The house exhibits one of Schindler’s experimental uses of reinforced concrete, in which he tried out new methods of construction aimed at minimizing costs. In the Lovell Beach House, he designed five parallel concrete frames, poured upright, to support the structure. To save labor and material costs, the formwork used for the first frame was re-used for each of the other four. Wood joists run perpendicular to the frames. The very light, two-inch thick walls are constructed of metal lath covered in plaster and are hung from the concrete frames, with the edge of the living room balcony hung by steel rods attached to the frame above; windows are also hung from the concrete frame.

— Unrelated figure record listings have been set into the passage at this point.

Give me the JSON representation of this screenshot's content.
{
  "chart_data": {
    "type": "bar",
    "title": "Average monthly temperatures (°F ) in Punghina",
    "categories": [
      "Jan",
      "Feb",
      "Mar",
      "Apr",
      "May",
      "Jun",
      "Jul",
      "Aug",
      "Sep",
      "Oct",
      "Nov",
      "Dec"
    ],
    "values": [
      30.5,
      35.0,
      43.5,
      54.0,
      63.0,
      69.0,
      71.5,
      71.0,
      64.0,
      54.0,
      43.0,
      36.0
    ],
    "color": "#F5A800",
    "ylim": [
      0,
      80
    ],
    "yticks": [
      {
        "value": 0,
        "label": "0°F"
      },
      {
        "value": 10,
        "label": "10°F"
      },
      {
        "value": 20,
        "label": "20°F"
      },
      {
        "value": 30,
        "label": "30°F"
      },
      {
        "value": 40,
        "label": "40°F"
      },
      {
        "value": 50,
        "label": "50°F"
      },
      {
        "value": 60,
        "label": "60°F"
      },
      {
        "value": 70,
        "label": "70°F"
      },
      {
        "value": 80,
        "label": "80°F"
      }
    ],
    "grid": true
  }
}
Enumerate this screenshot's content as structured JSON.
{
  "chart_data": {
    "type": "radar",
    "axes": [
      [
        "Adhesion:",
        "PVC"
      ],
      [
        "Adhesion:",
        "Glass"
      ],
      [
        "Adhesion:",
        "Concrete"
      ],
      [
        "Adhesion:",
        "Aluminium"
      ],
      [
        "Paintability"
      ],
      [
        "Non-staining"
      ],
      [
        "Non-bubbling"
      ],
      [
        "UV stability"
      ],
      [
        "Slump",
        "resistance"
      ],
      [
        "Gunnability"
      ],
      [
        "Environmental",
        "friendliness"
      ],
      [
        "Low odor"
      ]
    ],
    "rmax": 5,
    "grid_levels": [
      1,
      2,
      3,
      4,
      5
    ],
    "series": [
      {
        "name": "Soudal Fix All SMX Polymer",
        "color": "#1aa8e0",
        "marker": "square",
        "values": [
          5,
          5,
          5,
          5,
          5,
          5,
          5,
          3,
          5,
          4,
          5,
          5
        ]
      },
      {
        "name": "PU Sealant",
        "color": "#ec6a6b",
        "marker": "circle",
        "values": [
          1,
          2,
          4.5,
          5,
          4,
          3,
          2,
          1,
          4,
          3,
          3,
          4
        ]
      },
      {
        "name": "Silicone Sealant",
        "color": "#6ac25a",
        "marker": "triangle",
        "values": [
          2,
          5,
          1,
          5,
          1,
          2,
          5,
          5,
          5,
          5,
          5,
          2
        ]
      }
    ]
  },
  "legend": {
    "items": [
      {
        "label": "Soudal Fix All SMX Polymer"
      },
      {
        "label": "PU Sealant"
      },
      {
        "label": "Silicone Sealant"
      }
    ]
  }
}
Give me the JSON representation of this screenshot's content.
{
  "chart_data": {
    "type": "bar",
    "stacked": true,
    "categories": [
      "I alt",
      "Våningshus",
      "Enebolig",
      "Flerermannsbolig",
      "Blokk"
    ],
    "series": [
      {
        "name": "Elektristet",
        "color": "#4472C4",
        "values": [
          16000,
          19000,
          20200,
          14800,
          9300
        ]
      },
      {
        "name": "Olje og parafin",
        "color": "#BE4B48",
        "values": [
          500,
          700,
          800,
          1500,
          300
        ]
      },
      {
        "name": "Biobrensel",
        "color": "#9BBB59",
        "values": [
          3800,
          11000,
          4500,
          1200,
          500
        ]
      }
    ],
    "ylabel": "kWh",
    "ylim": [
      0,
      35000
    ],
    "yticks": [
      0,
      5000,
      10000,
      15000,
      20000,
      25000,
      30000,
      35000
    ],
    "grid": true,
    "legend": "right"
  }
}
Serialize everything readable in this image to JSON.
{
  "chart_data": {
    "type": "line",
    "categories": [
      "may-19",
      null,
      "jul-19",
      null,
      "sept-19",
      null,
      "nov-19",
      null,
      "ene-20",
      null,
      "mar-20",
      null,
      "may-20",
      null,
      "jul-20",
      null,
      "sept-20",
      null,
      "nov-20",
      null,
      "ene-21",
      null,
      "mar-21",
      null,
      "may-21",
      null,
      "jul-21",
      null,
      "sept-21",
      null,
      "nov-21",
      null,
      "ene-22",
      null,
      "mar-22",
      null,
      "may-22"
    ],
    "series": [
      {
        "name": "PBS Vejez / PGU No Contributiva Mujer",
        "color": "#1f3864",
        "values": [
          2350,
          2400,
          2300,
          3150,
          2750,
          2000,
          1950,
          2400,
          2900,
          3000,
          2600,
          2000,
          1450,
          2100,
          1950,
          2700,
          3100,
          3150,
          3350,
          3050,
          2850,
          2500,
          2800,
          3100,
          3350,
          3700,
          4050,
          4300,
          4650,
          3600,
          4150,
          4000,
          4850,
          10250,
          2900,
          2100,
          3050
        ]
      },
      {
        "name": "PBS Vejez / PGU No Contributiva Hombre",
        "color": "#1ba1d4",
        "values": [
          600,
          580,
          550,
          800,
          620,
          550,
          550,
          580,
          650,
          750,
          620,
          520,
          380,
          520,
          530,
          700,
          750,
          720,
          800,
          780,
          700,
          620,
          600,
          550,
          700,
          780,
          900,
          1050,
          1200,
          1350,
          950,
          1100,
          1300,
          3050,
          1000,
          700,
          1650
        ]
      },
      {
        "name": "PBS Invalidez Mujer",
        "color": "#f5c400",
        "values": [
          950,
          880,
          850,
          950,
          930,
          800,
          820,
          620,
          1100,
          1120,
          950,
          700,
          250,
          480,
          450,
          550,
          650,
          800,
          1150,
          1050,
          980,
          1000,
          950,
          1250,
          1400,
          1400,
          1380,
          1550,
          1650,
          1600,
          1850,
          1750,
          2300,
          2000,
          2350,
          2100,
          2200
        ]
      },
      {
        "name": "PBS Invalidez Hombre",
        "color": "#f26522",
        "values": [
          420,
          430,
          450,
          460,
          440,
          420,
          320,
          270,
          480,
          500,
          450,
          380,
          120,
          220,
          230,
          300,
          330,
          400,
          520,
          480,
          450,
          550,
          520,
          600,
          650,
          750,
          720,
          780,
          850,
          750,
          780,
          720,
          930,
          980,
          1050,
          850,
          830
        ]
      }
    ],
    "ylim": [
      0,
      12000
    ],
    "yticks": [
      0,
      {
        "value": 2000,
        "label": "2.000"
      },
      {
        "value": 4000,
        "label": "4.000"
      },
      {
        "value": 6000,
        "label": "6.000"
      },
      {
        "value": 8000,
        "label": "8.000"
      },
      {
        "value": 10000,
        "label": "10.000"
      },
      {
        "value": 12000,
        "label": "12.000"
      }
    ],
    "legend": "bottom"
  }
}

Schindler wrote that the frames were inspired by the pile structures seen at beaches. However, rather than simple, neutral columns, Schindler’s frames are designed to coincide with the spatial scheme for the house. The concrete frames form the double-height living space and have a smaller bay that is divided horizontally to support the floor of the sleeping spaces. The complex shape is echoed in the design of the windows, which are also not neutral rectangles of glass; bays of larger, taller windows are surrounded by smaller bays of shorter windows. While this house contains many of the features associated with what became known as the International Style, including spaces raised on exposed concrete supports, curtain wall windows, and a flat roof with a terrace, it also reveals how different Schindler’s ideas about architecture were from those of, for example, Le Corbusier and Neutra. In Schindler’s approach to what he called his “space” architecture, structure was subservient to space; in the Lovell Beach House the concrete frames do not stand in contrast to the spaces they enclose, but instead adjust their shape to support them. While still a student in Vienna, Schindler wrote a manifesto in which he stated that due to advances in materials like reinforced concrete and steel, which could support any shapes imaginable, the architect was now freed to design using “space, climate, light, and mood.” The Lovell Beach House displays its spatial scheme in its exposed structure, which allows for maximum light to fill the house and takes advantage of ocean views.
Schindler designed several projects for the Lovell family, but the commission for their town house, the Lovell Health House in Los Angeles, eventually went to Neutra. The Beach House remains a private residence owned by the Lovell family.